Here’s a breakdown of how much we spent this year:
|Region||Duration||% of Year||Cost (CAD)||Cost (USD)|
|Asia (Thailand, Singapore, Indonesia):||3 months||25%||$2,917 + $3225 + $2632 = $8774||$6597|
|North America (Canada):||9 months||75%||$2629 + $2523 +$2548 +$2858 + $2979 + $3093 + $2907 + $2721 + $2933 = $25,191||$18,941|
This is $6000 below our normal yearly withdrawal of $40,000 and since our portfolio has gone up since we retired in 2015, despite not having a job, we’re at less than 3% withdrawal rate, which gives us a 100% success rate on FIRECalc.
Portfolio B Expenses
As you know, since we want to keep this retirement experiment pure, we live off the original portfolio we built when we retired in 2015, and any additional income from passion projects post-retirement have been segregated into Portfolio B. We don’t touch Portfolio B for any living expenses, only for business expenses, donations, gifts for family and friends, or extraneously expenses like online courses or tools for learning/education.
That way you can see that you can, in fact, live off your portfolio in retirement using the 4% rule, even if you don’t earn a single cent in retirement.

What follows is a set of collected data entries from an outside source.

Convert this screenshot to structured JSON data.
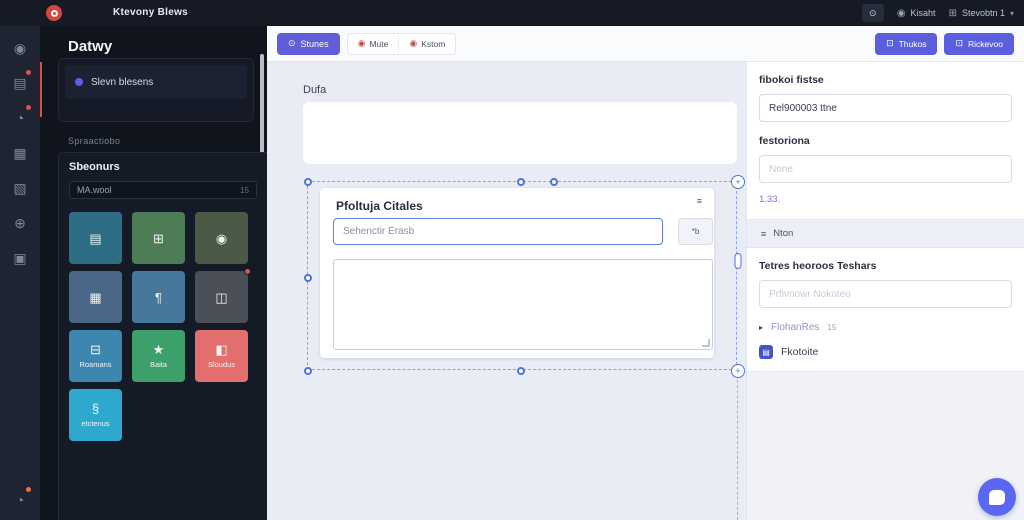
{
  "topbar": {
    "app_title": "Ktevony Blews",
    "grid_button_icon": "⊙",
    "user_icon": "◉",
    "user_label": "Kisaht",
    "team_icon": "⊞",
    "team_label": "Stevobtn 1",
    "chevron": "▾"
  },
  "icon_rail": {
    "items": [
      {
        "glyph": "◉",
        "badge": false
      },
      {
        "glyph": "▤",
        "badge": true
      },
      {
        "glyph": "◔",
        "badge": true
      },
      {
        "glyph": "▦",
        "badge": false
      },
      {
        "glyph": "▧",
        "badge": false
      },
      {
        "glyph": "⊕",
        "badge": false
      },
      {
        "glyph": "▣",
        "badge": false
      }
    ],
    "bottom_item": {
      "glyph": "◔",
      "badge": true
    }
  },
  "sidebar": {
    "title": "Datwy",
    "selected_item": "Slevn blesens",
    "section_label": "Spraactiobo",
    "panel_title": "Sbeonurs",
    "search": {
      "value": "MA.wool",
      "hint": "15"
    },
    "tiles": [
      {
        "icon": "▤",
        "label": "",
        "color": "#2d6e84"
      },
      {
        "icon": "⊞",
        "label": "",
        "color": "#4e7c57"
      },
      {
        "icon": "◉",
        "label": "",
        "color": "#4b5a46"
      },
      {
        "icon": "▦",
        "label": "",
        "color": "#4b6787"
      },
      {
        "icon": "¶",
        "label": "",
        "color": "#47789b"
      },
      {
        "icon": "◫",
        "label": "",
        "color": "#4a4f58",
        "badge": true
      },
      {
        "icon": "⊟",
        "label": "Roamans",
        "color": "#3d87ae"
      },
      {
        "icon": "★",
        "label": "Baita",
        "color": "#3da06a"
      },
      {
        "icon": "◧",
        "label": "Sloudus",
        "color": "#e26f6e"
      },
      {
        "icon": "§",
        "label": "etctenus",
        "color": "#2fa8ce"
      }
    ]
  },
  "toolbar": {
    "tabs": [
      {
        "icon": "⊙",
        "label": "Stunes"
      },
      {
        "icon": "◉",
        "label": "Mute"
      },
      {
        "icon": "◉",
        "label": "Kstom"
      }
    ],
    "actions": [
      {
        "icon": "⊡",
        "label": "Thukos"
      },
      {
        "icon": "⊡",
        "label": "Rickevoo"
      }
    ]
  },
  "canvas": {
    "page_label": "Dufa",
    "card": {
      "title": "Pfoltuja Citales",
      "menu_icon": "≡",
      "input_placeholder": "Sehenctir Erasb",
      "side_button": "*b"
    }
  },
  "inspector": {
    "field1_label": "fibokoi fistse",
    "field1_value": "Rel900003 ttne",
    "field2_label": "festoriona",
    "field2_placeholder": "None",
    "link_label": "1.33.",
    "toggle_icon": "≡",
    "toggle_label": "Nton",
    "section2_label": "Tetres heoroos Teshars",
    "field3_placeholder": "Prfivnowr Nokoteo",
    "row1_icon": "▸",
    "row1_label": "FlohanRes",
    "row1_badge": "15",
    "row2_icon": "▤",
    "row2_label": "Fkotoite"
  },
  "colors": {
    "accent": "#5b5fdd",
    "selection": "#4f72e0",
    "danger_dot": "#e0524e",
    "chat": "#5a67f2"
  }
}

And if you do choose to start a passion project, sometimes unexpected income comes when you’re not even looking for it. When you enjoy what you’re doing and give value away for free, sometimes money comes your way. In our case, an editor from Penguin Random House reached out to us to write a book—and how can you possibly say no to Penguin—so we spent the past 2 years working on Quit Like a Millionaire. That book, along, with this blog, ended up earning us an unexpected income in retirement, which we have been investing into Portfolio B.
And here’s how much we spent this year from Portfolio B:
|Category||Spending (CAD)||Spending (USD)|
This year has been a, shall we say, imperfect year. But it’s been a perfect test to see if financial independence still works in bear markets, and I’m happy to report, not only does it work, it has exceeded all expectations.